# Hardinge DSM-A Automatic Turret Lathe



## rake60 (Nov 1, 2011)

In my thread _*Sent Home From Work to Work*_ I show making parts for a machine at work.
I thought some of you might be interested in seeing the machine.

It's a 1970's Era, Hardinge DSM-A Automatic Turret Lathe.












The wear around the buttons on the control panel prove the machine's "experience".

Automatic then meant something other than what it does today.
It runs off micro switches and mechanical relays. When a cross slide is programed to run
it feeds in until a threaded adjustment rod contacts it's micro switch, then it returns to it's
home position. An adjustable hydraulic valve controls how far it rapids in before going into the feed speed
that is set by another adjustable hydraulic valve. The return speed is controlled by a third valve knob.

Are you following this? ???

The 6 position turret infeed depths are controlled by another micro switch system and 6 adjustable rods.

The "Programing Unit" is even more entertaining.
Little cam lugs on a rotating nylon drum are moved to the right to enable an action for a cross slide or other 
tool slide. Moving the cam to the left disables that tool for that position.
Then there is a smaller rotating drum below that with adjustable cam stops on it. The turret rapids until
the roller hits one of the cam stops. Then it slows to the feed set by another set of adjustable hydraulic slides.

Maybe this will help to make sense of all that:

[ame]http://www.youtube.com/watch?v=PryGRXo-J5o[/ame]

It sounds pretty antiquated but it works very well for the need at hand.
You would think adjusting depth with a screw would be difficult and unreliable.
It isn't that hard and I ran 2200 pieces on this machine today with only 4 minor adjustments.

All it it's doing is cutting a snap ring groove and cutting a chamfer on each piece.
The snap ring groove has .004" tolerance. I've had no problem holding that.

So with all of my hobby shop made parts, here it is at work making parts:

[ame]http://www.youtube.com/watch?v=GoJrpbrgqaE[/ame] 

It was a lot of fun getting this machine ready to make parts and it's even more fun to run!
It does keep you busy loading parts and watching for anything that may go wrong.
(And things DO go wrong occasionally!)

I Love My Job!!!

Rick


----------



## lazylathe (Nov 1, 2011)

That was awesome!!! ;D
Thanks for sharing that and taking the time ti upload the videos!!

Those old machines are still so cool!
I love all the clicks it makes, sounds like it is thinking.

Andrew


----------



## steamer (Nov 1, 2011)

That is Really cool Rick!

Thanks for posting that....you don't see that much anymore!

Dave


----------



## rake60 (Nov 3, 2011)

First Crash!
(I'm sure there will be more.)

This permanently swedged assembly is supposed to be two separate parts.






I'll be working at home in my hobby shop again tomorrow making new parts for the loading
mandrels.
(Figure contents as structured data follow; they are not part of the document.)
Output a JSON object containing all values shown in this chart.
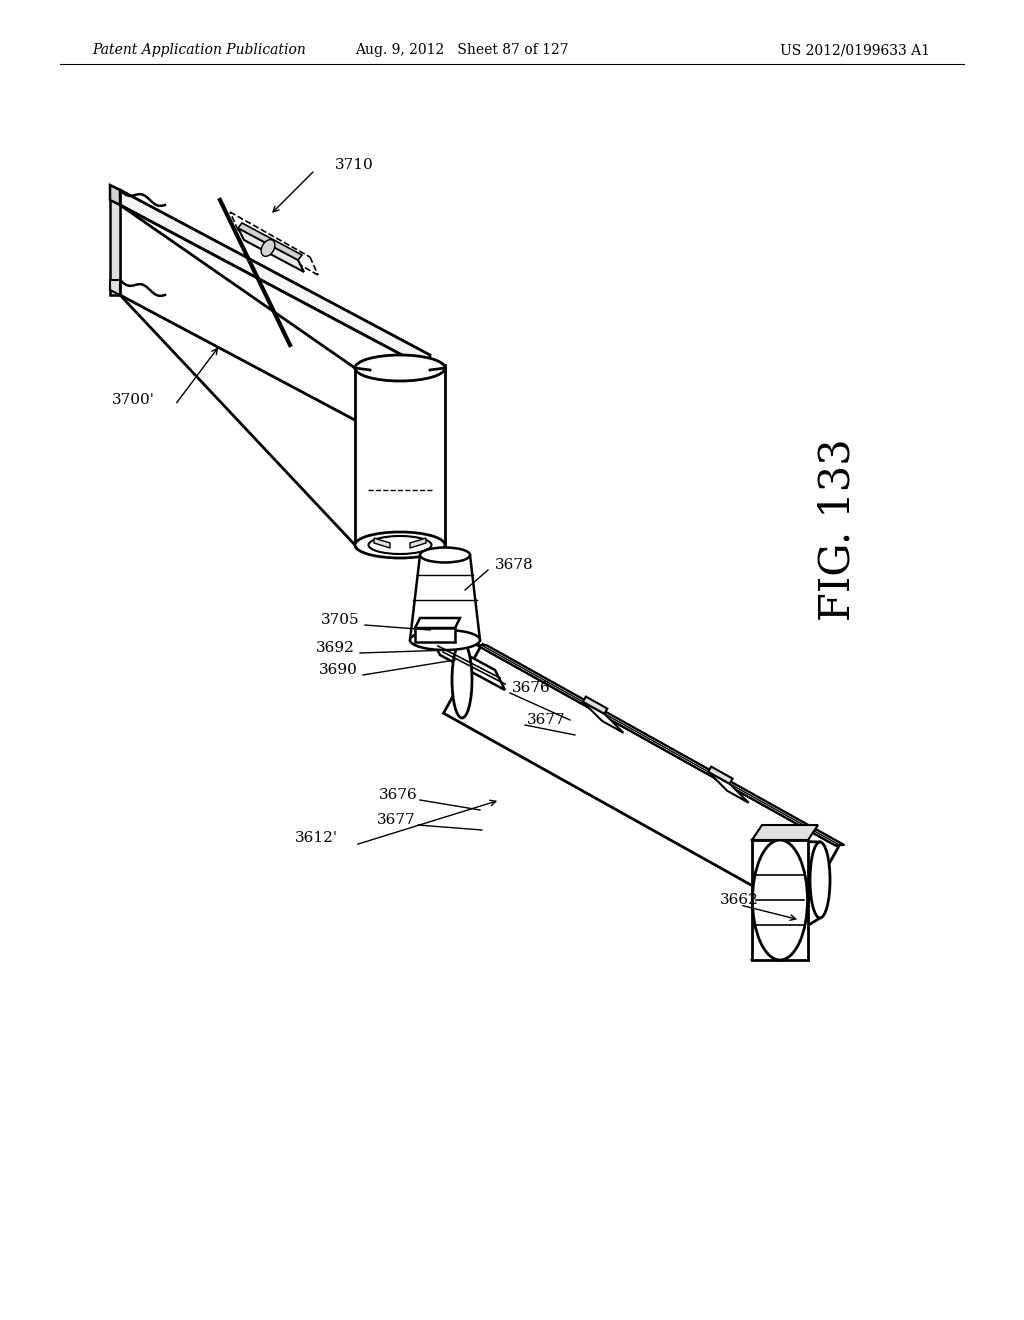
{
  "bg_color": "#ffffff",
  "line_color": "#000000",
  "header_left": "Patent Application Publication",
  "header_mid": "Aug. 9, 2012   Sheet 87 of 127",
  "header_right": "US 2012/0199633 A1",
  "fig_label": "FIG. 133",
  "title_fontsize": 10,
  "fig_fontsize": 30,
  "label_fontsize": 11
}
The die springs will be replaced with Belleville spring washers and the spacers 
will have double the wall thickness.

_Back to the drawing board..._

Rick


----------



## rake60 (Mar 16, 2012)

It has been awhile since I posted this thread about the the old Hardinge DSM-A automatic
turret lathes, (also known as Automatic Screw Machines), that we have at work.

I have made a lot of modifications to the parts loaders, collet ejectors and programing processes
since then. They are much more reliable and precise.

We have two of these old workhorses and until today, each machine had an operator.
Today I had one of the fork truck operators turn one of the machines around so the control panels 
were facing each other. I wanted to see if it was possible to feed parts to both machines at the same time.

On a good day, running one machine, you can easily process 400 parts per hour.
I couldn't run that speed operating two machines, but was able to get a consistent 740 parts per
hour out of the pair of them. 

Labor is 70% of manufacturing cost so proving this can be done is a BIG step toward growing the 
secondary machining department at this company.

Even better, one of the guys who runs those machines is all excited about trying to run both of 
these machines at time himself!

_*Damn Machinist's Mentalities!*_ 

Rick


----------



## ksouers (Mar 16, 2012)

Don't let the shop steward find out!  :big:


----------



## rake60 (Mar 16, 2012)

ksouers  said:
			
		

> Don't let the shop steward find out! :big:



There is no Shop Steward.

I was hired there to set up the secondary department and machines.
This is a new area for the company. All of their secondary machine work had been outsourced 
up until now. 

It's kind of fun to be in on the ground floor of an expanding young company.

*This* is what we have to work with, and *THIS* is what we can *DO* with it!

I'm lovin it!

Rick


----------